# Simon's Cat



## turmeric (Dec 22, 2008)

This is an hysterical video - animated cartoon. I apologize in advance if there's bad language; the sound on my computer doesn't work, so I don't know, but it was sent to me by someone from church, so let's hope...anyway you don't need sound to get the humor.

[video=youtube;4rb8aOzy9t4]http://www.youtube.com/watch?v=4rb8aOzy9t4&feature=channel_page[/video]


----------



## jfschultz (Dec 22, 2008)

turmeric said:


> This is an hysterical video - animated cartoon. I apologize in advance if there's bad language; the sound on my computer doesn't work, so I don't know, but it was sent to me by someone from church, so let's hope...anyway you don't need sound to get the humor.
> 
> Simon's Cat



Don't worry, only those who know meow would know if there is bad language


----------



## Augusta (Dec 22, 2008)

There's a bunch of them and they are all funny. Especially if you have a cat like that.


----------



## Zeno333 (Dec 22, 2008)

I think cats are proof of alien life


----------



## Galatians220 (Dec 22, 2008)

Augusta said:


> There's a bunch of them and they are all funny. Especially if you have a cat like that.


 
Yep! And every kitten born has a streak of "that" in him/her, right? I've owned 5 cats total (not all at once) - and they were/are all recognizable in that cartoon... 

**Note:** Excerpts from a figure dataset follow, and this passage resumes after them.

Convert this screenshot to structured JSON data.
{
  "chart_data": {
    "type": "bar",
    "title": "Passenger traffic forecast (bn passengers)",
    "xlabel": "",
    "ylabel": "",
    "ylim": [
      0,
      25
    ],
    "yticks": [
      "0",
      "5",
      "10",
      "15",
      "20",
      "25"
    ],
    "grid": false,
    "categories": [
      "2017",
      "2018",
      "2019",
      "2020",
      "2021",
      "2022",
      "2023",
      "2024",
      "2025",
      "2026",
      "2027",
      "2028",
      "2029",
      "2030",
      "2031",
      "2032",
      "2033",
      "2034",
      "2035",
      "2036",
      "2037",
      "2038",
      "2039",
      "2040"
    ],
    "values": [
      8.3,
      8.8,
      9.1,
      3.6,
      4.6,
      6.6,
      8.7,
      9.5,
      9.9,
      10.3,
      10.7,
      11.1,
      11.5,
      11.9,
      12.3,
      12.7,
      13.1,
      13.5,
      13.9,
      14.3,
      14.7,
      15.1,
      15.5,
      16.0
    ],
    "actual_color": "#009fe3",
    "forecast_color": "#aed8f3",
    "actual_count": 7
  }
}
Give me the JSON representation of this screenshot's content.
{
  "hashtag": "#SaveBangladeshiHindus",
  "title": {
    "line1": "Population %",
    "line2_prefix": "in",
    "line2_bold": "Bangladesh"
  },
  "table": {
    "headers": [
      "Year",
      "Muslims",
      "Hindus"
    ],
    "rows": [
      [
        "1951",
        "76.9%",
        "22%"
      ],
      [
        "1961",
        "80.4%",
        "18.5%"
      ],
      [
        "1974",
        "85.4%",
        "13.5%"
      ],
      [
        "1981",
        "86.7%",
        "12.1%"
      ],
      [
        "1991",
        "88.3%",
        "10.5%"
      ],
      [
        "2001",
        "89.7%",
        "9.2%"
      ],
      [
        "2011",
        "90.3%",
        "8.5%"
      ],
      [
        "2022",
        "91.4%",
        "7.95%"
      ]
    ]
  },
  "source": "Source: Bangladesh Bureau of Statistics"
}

Just about every cat is cute - and every one is nuts.  That's what I like about them.


----------



## turmeric (Dec 22, 2008)

I can't get over the animation: look how the cat's tail lashes when he jumps on the doorhandle. And the human, wanting him to hurry up and come in.


----------



## Augusta (Dec 22, 2008)

Galatians220 said:


> Augusta said:
> 
> 
> > There's a bunch of them and they are all funny. Especially if you have a cat like that.
> ...



Yes, we have two news cats that we got over the summer as kittens. They are a barrel of laughs and when they are hungry they let you know. One is a meower and the other one is more demonstrative, hubby calls him a slut.  He gets lots of petting and claws you plenty and purrs tons in return. 

Needless to say they sleep in the garage. Watch 'Cat Man Do' above to see why.


----------